On average, the tawny owls in our population delivered 3255 g (± 295 SE) of prey to their nest during the nestling period. Mammals constituted the largest mass in the delivered prey with 56% of total prey mass, 39% of the mass were birds, and 5% constituted of frogs and one lizard. In terms of prey types, the water voles (Arvicola amphibius), field voles (Microtus agrestis), bank voles (Myodes glareolus) and wood mice (Apodemus flavicollis) were the most important mammalian prey constituting 42.4% of the total prey mass. Among birds, thrushes were the biggest group with a total of 33.4% of the total prey mass (Supplementary Table 1).

Prey mass delivered to the nest showed no difference between father morphs (colour morph: F = 1.84, df = 30.36, p = 0.19), nor depending on the mammal index (small mammal index: F = 3.37, df = 3.12, p = 0.15) or their interaction (colour morph by small mammal index: F = -0.62, df = 32.0, p = 0.44). However, brood size was positively associated with prey mass (brood size: F = 18.23, df = 24.82, p < 0.001).

The diversity (number and evenness) of prey item types, estimated as the inverse Simpson’s diversity index (inverse SDI), was higher in nests sired by brown males than in those of grey males (Table 1, colour morph). Prey type diversity tended to be higher in years with higher small mammal abundance (Table 1, small mammal index), and this trend was strong only in nests sired by grey and less in those sired by brown males (Fig. 1; Table 1, colour morph by mammal index). Prey type diversity was not related to brood size (Table 1, brood size). The inverse SDI was not related to the morph of the mother (Supplementary Table 3).

Table 1 Results of a LMM of variation in inverse Simpson’s diversity index among prey items delivered to the nest in relation to paternal colour morph, small mammal index, brood size and the interaction paternal colour morph by small mammal index
Fig. 1
figure 1

The inverse Simpson’s diversity index of the prey items delivered by grey and brown fathers in relation to small mammal density index.

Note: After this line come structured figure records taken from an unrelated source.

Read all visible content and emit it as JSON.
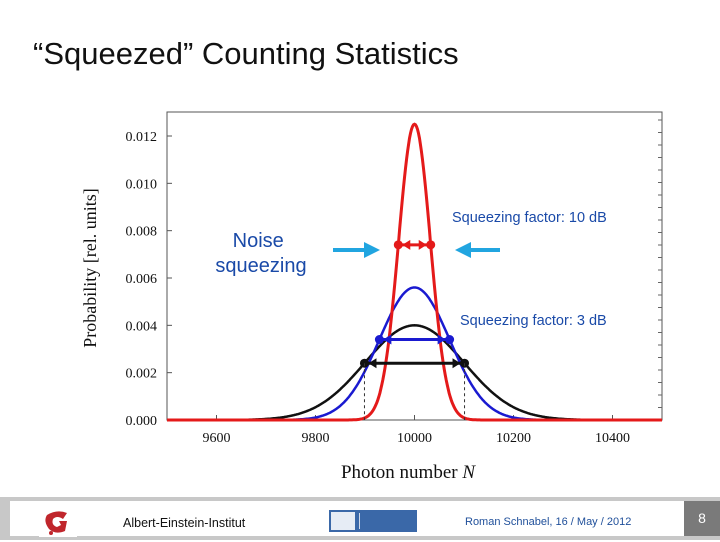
{
  "slide": {
    "title": "“Squeezed” Counting Statistics",
    "annotation_noise": [
      "Noise",
      "squeezing"
    ],
    "annotation_10db": "Squeezing factor: 10 dB",
    "annotation_3db": "Squeezing factor: 3 dB"
  },
  "footer": {
    "institute": "Albert-Einstein-Institut",
    "author_date": "Roman Schnabel, 16 / May / 2012",
    "page": "8"
  },
  "colors": {
    "red": "#e41a1a",
    "blue": "#1a1ad0",
    "black": "#111111",
    "cyan_arrow": "#21a5e0"
  },
  "chart_data": {
    "type": "line",
    "xlabel": "Photon number N",
    "ylabel": "Probability [rel. units]",
    "xlim": [
      9500,
      10500
    ],
    "ylim": [
      0,
      0.013
    ],
    "x_ticks": [
      9600,
      9800,
      10000,
      10200,
      10400
    ],
    "x_tick_labels": [
      "9600",
      "9800",
      "10000",
      "10200",
      "10400"
    ],
    "y_ticks": [
      0,
      0.002,
      0.004,
      0.006,
      0.008,
      0.01,
      0.012
    ],
    "y_tick_labels": [
      "0.000",
      "0.002",
      "0.004",
      "0.006",
      "0.008",
      "0.010",
      "0.012"
    ],
    "series": [
      {
        "color": "#111111",
        "mean": 10000,
        "stdev": 100,
        "peak": 0.004,
        "fwhm_marker_y": 0.0024
      },
      {
        "color": "#1a1ad0",
        "mean": 10000,
        "stdev": 71,
        "peak": 0.0056,
        "fwhm_marker_y": 0.0034
      },
      {
        "color": "#e41a1a",
        "mean": 10000,
        "stdev": 32,
        "peak": 0.0125,
        "fwhm_marker_y": 0.0074
      }
    ]
  }
}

A high value indicates high diversity (number and evenness) of prey types. The plot presents the marginal effects (± 95% CI) of the interaction in the statistical model (see “Material and Methods” section for details)

Grey fathers delivered a larger proportion of mammalian prey mass to their nestlings compared to brown fathers (Table 2a, colour morph). This effect depended on small mammal density, where the proportion of mammals in the diet delivered by brown males was lowest in low small mammal density and reached the level of the grey males in high small mammal densities (Fig. 2; Table 2a, colour morph by small mammal index). The proportion of mammal prey was higher in larger broods (Table 2a, brood size). The morph of the mother did not affect the proportion of mammalian prey mass (Supplementary Table 4).

Table 2 Results of a binomial GLMM of variation in the proportion of (a) mammalian prey type mass and (b) bird prey type mass among prey items delivered to the nest in relation to paternal colour morph, small mammal index, brood size and the interaction paternal colour morph by small mammal index
Fig. 2
figure 2

Proportion of mammalian prey mass delivered to the nest by grey and brown fathers in relation to small mammal density index. The plot presents the marginal effects (± 95% CI) of the interaction in the statistical model (see “Material and Methods” section for details)

Discussion

Within-species phenotypic variation in diet specialisation and its impact on population viability and adaptation is poorly understood. In order to achieve such information, we need empirical studies of natural populations where this variation can be monitored. Evidence is accumulating that colour polymorphism—a phenotypic marker for genetic polymorphism—is associated with morph-specificity in habitat use (Galeotti and Cesaris 1996; Dreiss et al. 2011; Passarotto et al. 2018; Koskenpato et al. 2020) and differential fitness depending on environmental conditions (Karell et al. 2011a; Emaresi et al. 2014; San-José et al. 2019). Such differences are expected to reflect variations in food resource use and diet specialisation. Here, we tested the hypothesis that colour polymorphism is linked with diet specialisation. We found that the diversity of prey delivered by tawny owl males to their nestlings differed depending on their colour morph and prevailing density of their staple food, small mammals. Prey brought by brown fathers had a higher diversity compared to that of the grey fathers, and this prey diversity variation between morphs depended on the overall mammalian prey availability.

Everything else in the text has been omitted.